April 12, 2022 17:28 IST

Delays in due diligence, policy opacity and now the Ukraine crisis have brought the process to a near-standstill.

Shine Jacob reports.

BPCL

Photograph: ANI Photo

In December 2019, the India arm of Deloitte Touche Toh­matsu surprised many with its ultra-competitive bid to become the transaction advisor for the country’s largest strategic divestment in Bharat Petroleum Corporation (BPCL).

The multinational major quoted just Rs 1; the second-highest bidder, SBI Caps, reportedly quoted Rs 15-17 crore.

For Deloitte, the motivation was to bag a prestigious deal adding a national energy company to its portfolio.

No doubt, it expected BPCL to go to a marquee buyer in quick time.

 

But 27 months later, in March 2022, the much hyped deal was stuck.

Procedural snags slowed the process initially; now the Ukraine crisis has complicated matters to an extent that a deal on BPCL is unlikely to happen anytime soon.

According to a source, the government “may consider coming out with a revised expression of interest (EoI)”, that may either offer less than the current 52.98 per cent stake or separate the refining and retail businesses and offer them as discrete units.

Neither the government nor BPCL has issued an official communication, while the Budget did not mention the issue.

This inactivity is not on acc­ount of a lack of investor interest.

Billionaire Anil Agarwal’s Vedanta, Apollo Management and THINK Gas, promoted by I Squared Capital, have all made overtures.

But, a company official pointed out that in the last six months, nothing happened in terms of physical due diligence of BPCL.

“None of the prospective bidders have visited our units or asked any questions as of now,” the source added, though prospective bidders had access to the refiner’s financial data almost a year back.

The government has said BPCL’s due diligence is yet to be completed.

This step is critical because the transaction advisers can invite financial bids through request for proposal (RFP) documents to qualified shortlisted bidders only after due diligence is completed.

The transaction adviser and asset valuer will submit their independent valuation reports in sealed covers, which will determine the reserve price only after the process of financial bidding is complete.

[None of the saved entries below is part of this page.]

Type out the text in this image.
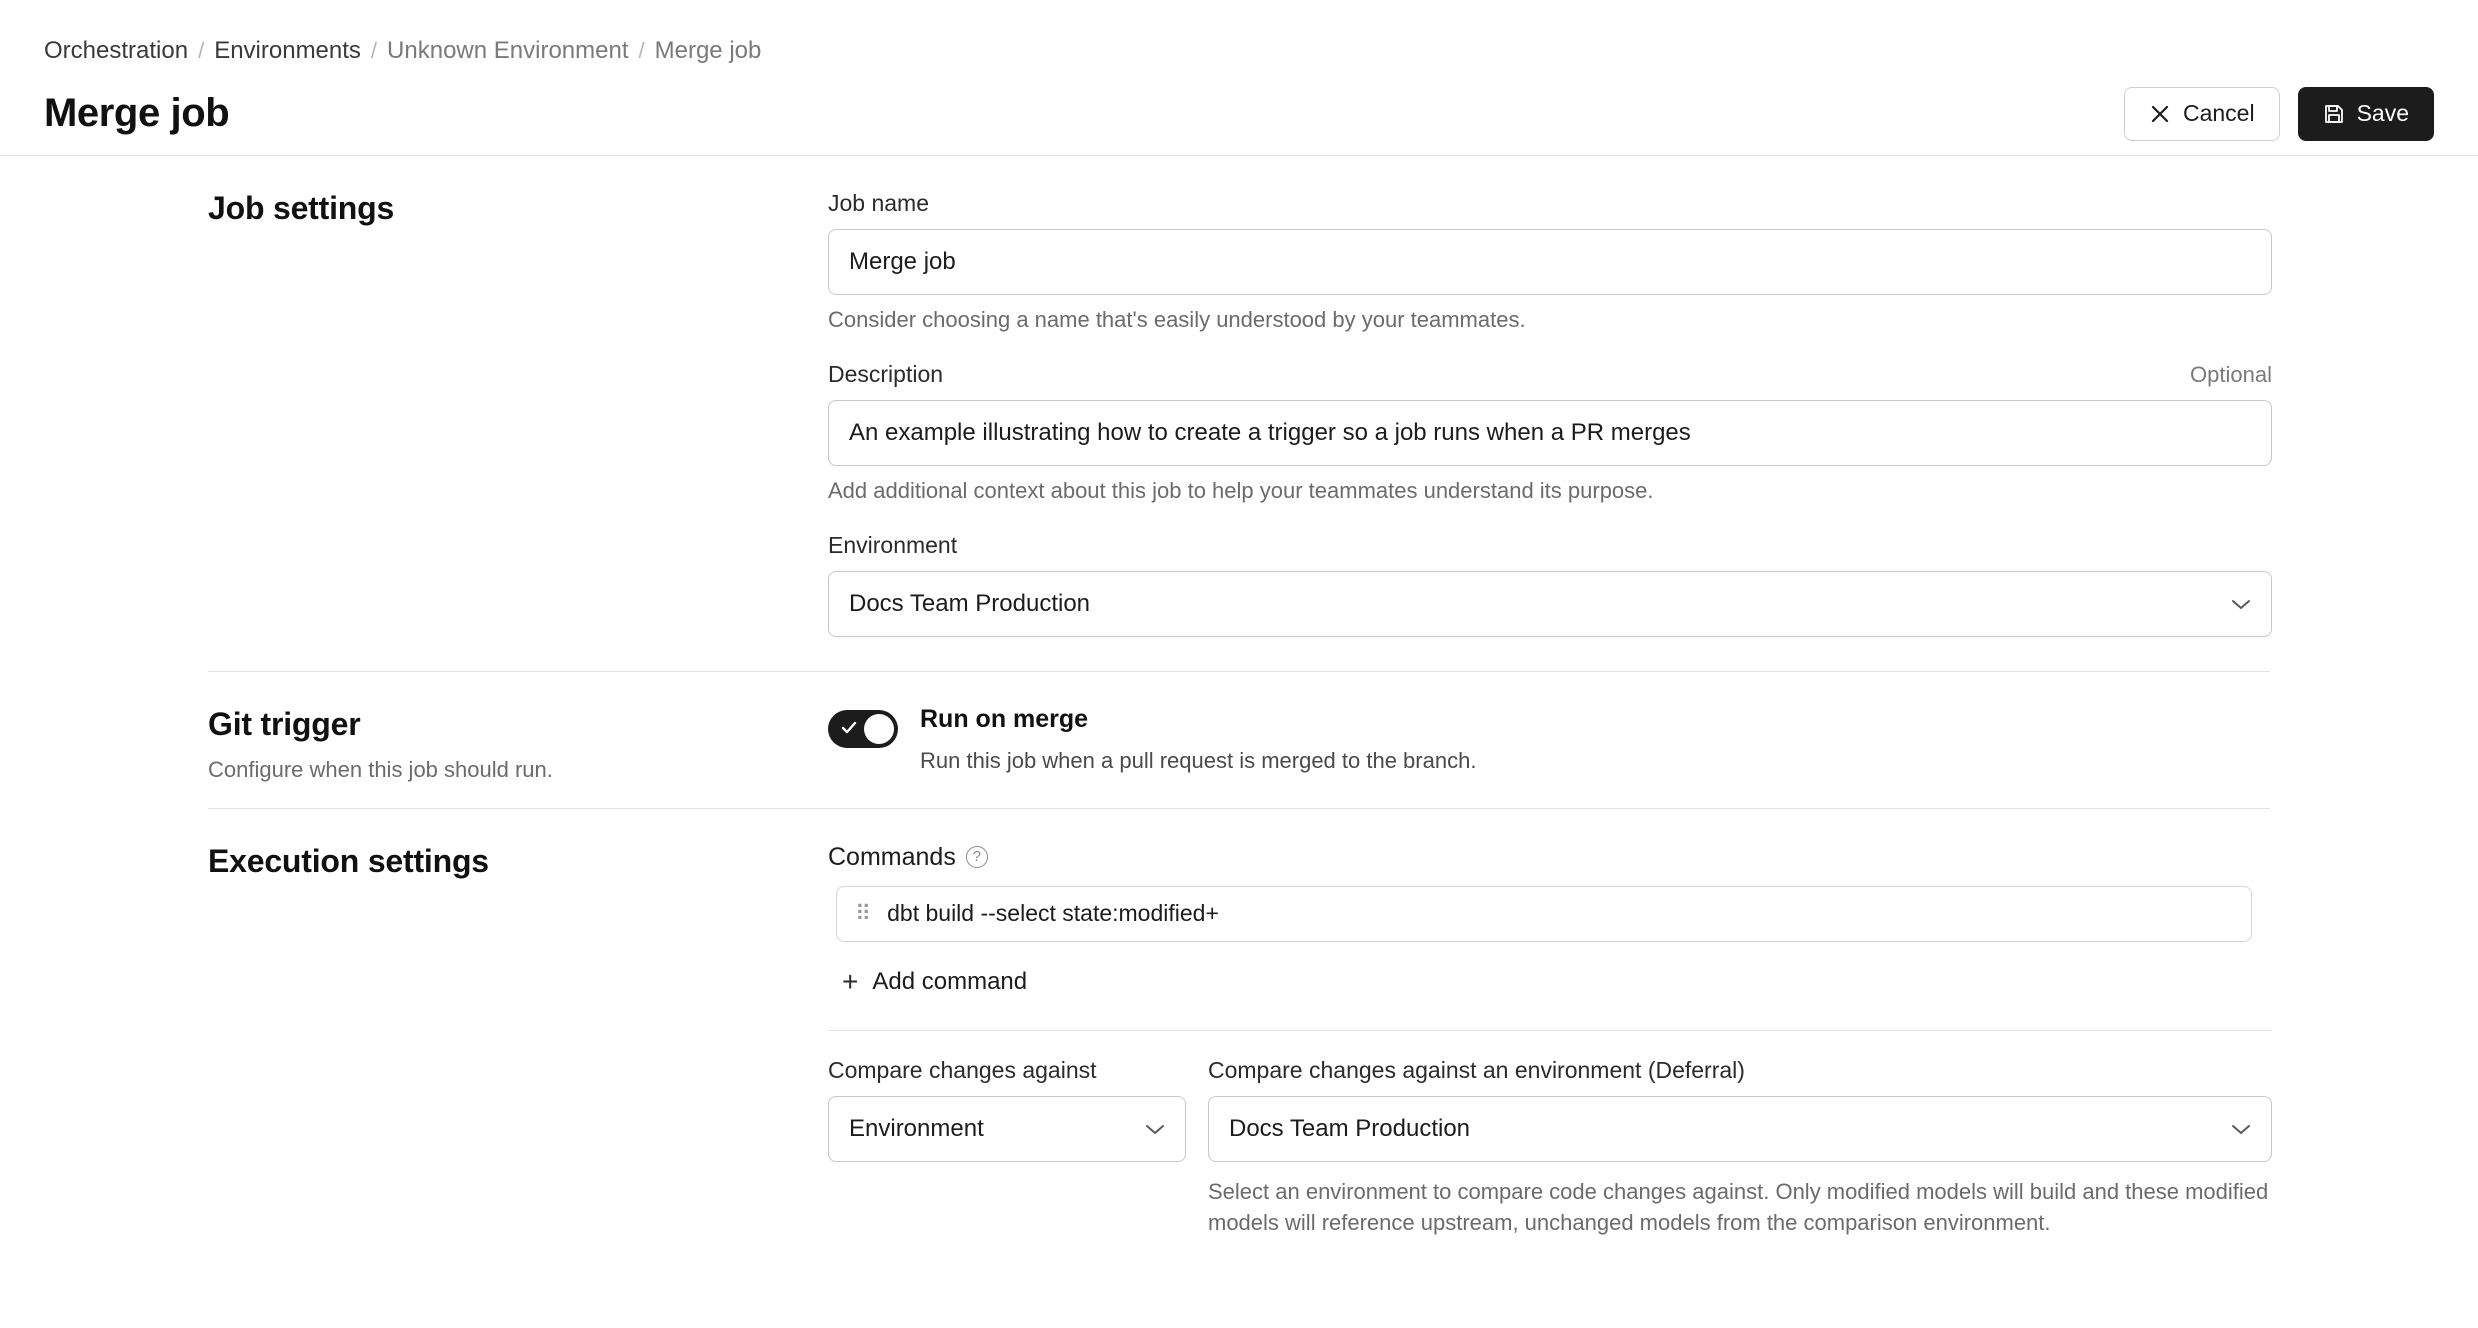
Orchestration / Environments / Unknown Environment / Merge job
Merge job	Cancel	Save
Job settings	Job name
Merge job
Consider choosing a name that's easily understood by your teammates.
Description	Optional
An example illustrating how to create a trigger so a job runs when a PR merges
Add additional context about this job to help your teammates understand its purpose.
Environment
Docs Team Production
Git trigger
Configure when this job should run.
Run on merge
Run this job when a pull request is merged to the branch.
Execution settings	Commands	?
⠿ dbt build --select state:modified+
+ Add command
Compare changes against
Environment
Compare changes against an environment (Deferral)
Docs Team Production
Select an environment to compare code changes against. Only modified models will build and these modified models will reference upstream, unchanged models from the comparison environment.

What explains this tepid response?

One major roadblock is the lack of clarity with regard to the government control on prices.

With the current volatility in international prices, experts indicate none of the serious bidders will be keen unless the government clarifies on its control over fuel prices.

Recent developments underline their apprehensions.

Ahead of Assembly elections in Uttar Pradesh, Punjab, Uttarakhand, Goa and Manipur, fuel prices remained untouched for almost 4.5 months (since November), putting pressure on the state-owned oil marketing companies.

The prices of international crude at that time were around $82 a barrel against $103 levels today.

A report by Moody’s Investors Services added that state-owned refining and marketing companies may be unable to fully pass on the recent spike in crude oil prices to the final consumer.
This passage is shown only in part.